Mrs Moxey hailed the arbitration verdict as confirming that “the Government has a binding say in the administration, management and regulation of the city of Freeport. Administration of the Port area is not fully vested in the GBPA. This is the first time that any administration has challenged the GBPA in this manner for the benefit of Grand Bahama”.

However, several Freeport private sector contacts yesterday told Tribune Business that - for all the talk of an historical decision - it appeared that the arbitration verdict has largely maintained the status quo in the city especially since areas such as Customs and Immigration are still controlled by the relevant government agencies. Foreign business and investor licensing approvals also still go through Nassau, leading some to argue that nothing has changed and that the verdict has brought little clarity and certainty to Freeport’s governance and administration long-term.

“All these things are in place already and have been for a long time,” one businessman said of the areas cited by Mr Pinder. “It’s nothing new.” Another added that the ruling, despite rejecting the Government’s $357m payment demand, had given it “a pathway to actually collect” from the GBPA, with Prime Minister Philip Davis KC last night signalling the Government intends to make a renewed claim for possibly more than that initial sum.

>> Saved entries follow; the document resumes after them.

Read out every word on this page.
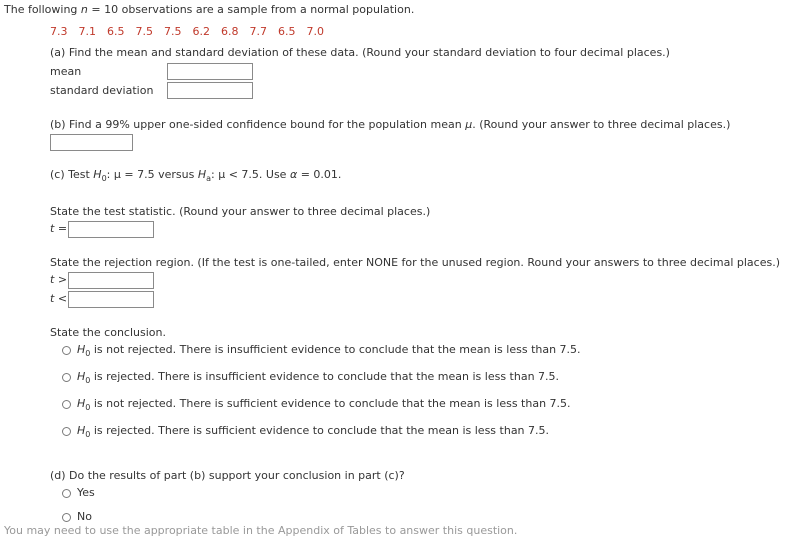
The following n = 10 observations are a sample from a normal population.
7.3 7.1 6.5 7.5 7.5 6.2 6.8 7.7 6.5 7.0
(a) Find the mean and standard deviation of these data. (Round your standard deviation to four decimal places.)
mean
standard deviation
(b) Find a 99% upper one-sided confidence bound for the population mean μ. (Round your answer to three decimal places.)
(c) Test $H_0$: μ = 7.5 versus $H_a$: μ < 7.5. Use α = 0.01.
State the test statistic. (Round your answer to three decimal places.)
t =
State the rejection region. (If the test is one-tailed, enter NONE for the unused region. Round your answers to three decimal places.)
t >
t <
State the conclusion.
$H_0$ is not rejected. There is insufficient evidence to conclude that the mean is less than 7.5.
$H_0$ is rejected. There is insufficient evidence to conclude that the mean is less than 7.5.
$H_0$ is not rejected. There is sufficient evidence to conclude that the mean is less than 7.5.
$H_0$ is rejected. There is sufficient evidence to conclude that the mean is less than 7.5.
(d) Do the results of part (b) support your conclusion in part (c)?
Yes
No
You may need to use the appropriate table in the Appendix of Tables to answer this question.
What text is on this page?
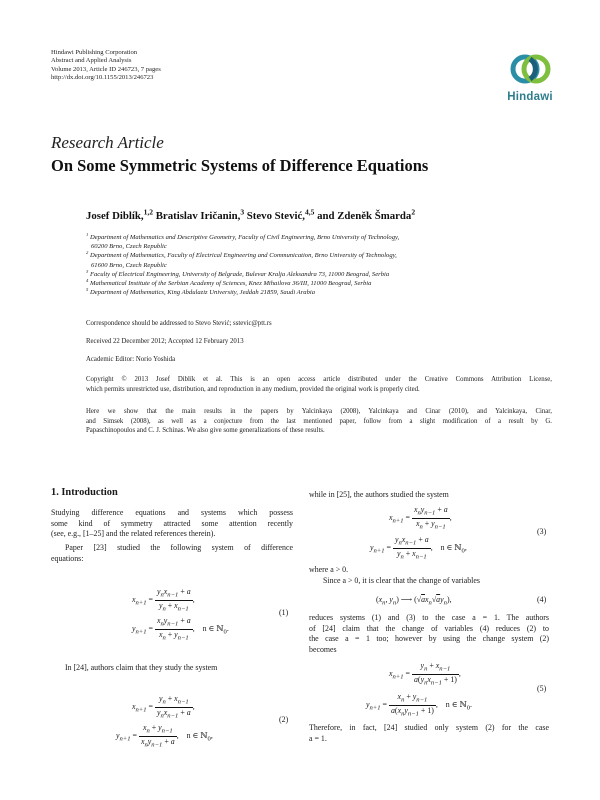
Hindawi Publishing Corporation
Abstract and Applied Analysis
Volume 2013, Article ID 246723, 7 pages
http://dx.doi.org/10.1155/2013/246723
Hindawi
Research Article
On Some Symmetric Systems of Difference Equations
Josef Diblík,$^{1,2}$ Bratislav Iričanin,$^3$ Stevo Stević,$^{4,5}$ and Zdeněk Šmarda$^2$
$^1$ Department of Mathematics and Descriptive Geometry, Faculty of Civil Engineering, Brno University of Technology,
60200 Brno, Czech Republic
$^2$ Department of Mathematics, Faculty of Electrical Engineering and Communication, Brno University of Technology,
61600 Brno, Czech Republic
$^3$ Faculty of Electrical Engineering, University of Belgrade, Bulevar Kralja Aleksandra 73, 11000 Beograd, Serbia
$^4$ Mathematical Institute of the Serbian Academy of Sciences, Knez Mihailova 36/III, 11000 Beograd, Serbia
$^5$ Department of Mathematics, King Abdulaziz University, Jeddah 21859, Saudi Arabia
Correspondence should be addressed to Stevo Stević; sstevic@ptt.rs
Received 22 December 2012; Accepted 12 February 2013
Academic Editor: Norio Yoshida
Copyright © 2013 Josef Diblík et al. This is an open access article distributed under the Creative Commons Attribution License,
which permits unrestricted use, distribution, and reproduction in any medium, provided the original work is properly cited.
Here we show that the main results in the papers by Yalcinkaya (2008), Yalcinkaya and Cinar (2010), and Yalcinkaya, Cinar,
and Simsek (2008), as well as a conjecture from the last mentioned paper, follow from a slight modification of a result by G.
Papaschinopoulos and C. J. Schinas. We also give some generalizations of these results.
1. Introduction
Studying difference equations and systems which possess
some kind of symmetry attracted some attention recently
(see, e.g., [1–25] and the related references therein).
Paper [23] studied the following system of difference
equations:
$x_{n+1} = \frac{y_nx_{n-1} + a}{y_n + x_{n-1}}$ ,
$y_{n+1} = \frac{x_ny_{n-1} + a}{x_n + y_{n-1}}$ ,    n ∈ ℕ$_0$.
(1)
In [24], authors claim that they study the system
$x_{n+1} = \frac{y_n + x_{n-1}}{y_nx_{n-1} + a}$ ,
$y_{n+1} = \frac{x_n + y_{n-1}}{x_ny_{n-1} + a}$ ,    n ∈ ℕ$_0$,
(2)
while in [25], the authors studied the system
$x_{n+1} = \frac{x_ny_{n-1} + a}{x_n + y_{n-1}}$ ,
$y_{n+1} = \frac{y_nx_{n-1} + a}{y_n + x_{n-1}}$ ,    n ∈ ℕ$_0$,
(3)
where a > 0.
Since a > 0, it is clear that the change of variables
($x_n$, $y_n$) ⟶ $(√ax_n√ay_n)$,	(4)
reduces systems (1) and (3) to the case a = 1. The authors
of [24] claim that the change of variables (4) reduces (2) to
the case a = 1 too; however by using the change system (2)
becomes
$x_{n+1} = \frac{y_n + x_{n-1}}{a(y_nx_{n-1} + 1)}$ ,
$y_{n+1} = \frac{x_n + y_{n-1}}{a(x_ny_{n-1} + 1)}$ ,    n ∈ ℕ$_0$.
(5)
Therefore, in fact, [24] studied only system (2) for the case
a = 1.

However, one Freeport contact added: “The ruling doesn’t actually do anything for the people of Freeport. It’s like a pyrrhic victory for the Port Authority and a slap in the face for the Government, but is anything going to really change? Nothing is going to happen. Nobody benefits from this. Nothing changes.”

Mr Pinder, though, described as “a big one” the upholding of the legal requirement - set out in the International Persons Landholding Act - mandating that all foreign real estate buyers register their Bahamian property and land purchases with the Investments Board. The GBPA had sought a declaration that this did not apply in Freeport, but the arbitrators rejected this.

“Now, this even broadens the scope of the Government’s authority in Freeport,” the Attorney General argued. “The Planning and Subdivision Act is now clearly applicable to Freeport. This is much broader and the Government has legislative authority to regulate land development in Freeport.” Similarly, he added that the decision also upheld that the Environmental Planning and Protection Act applies in Freeport and can be enforced by the Department of Environmental Planning and Protection (DEPP).

Mr Davis was conspicuous by his absence from yesterday’s media briefing, instead opting to give a national address. Mr Pinder said: “The importance of these findings in favour of the Government cannot be understated. The GBPA’s attempt to exclude the Government from any involvement in the administration of Freeport would have a significant governance impact on Freeport, and its attempt to secure huge amounts of taxpayer money for itself - over $1bn in their claim - by way of damages on this basis would have had significant fiscal implications for the country.

“The partial award affirms that administration of the Port Area is not exclusively vested in the GBPA. At most, at most, the GBPA retains specific contractual and administrative responsibilities. But these operate alongside – and subject to – the Government’s continuing powers and the cession of approval of licensing, Immigration, Customs and other matters to the Government, as agreed by the GBPA as long ago as 1968, and that will remain the case for the remainder of the Hawksbill Creek Agreement.

“The clarity in law has been given that the Government has regulatory and legislative authority over actions in the Port area… The Government’s focus will therefore be on progressing the outstanding issues to secure payment from the GBPA for the benefit of the taxpayer. The arbitration tribunal has brought clarity to long-standing disagreements between the Government and GBPA on the governance of Freeport, and it is hoped that any outstanding issues can be resolved between the parties in a sensible way. If not, we go back to arbitration.”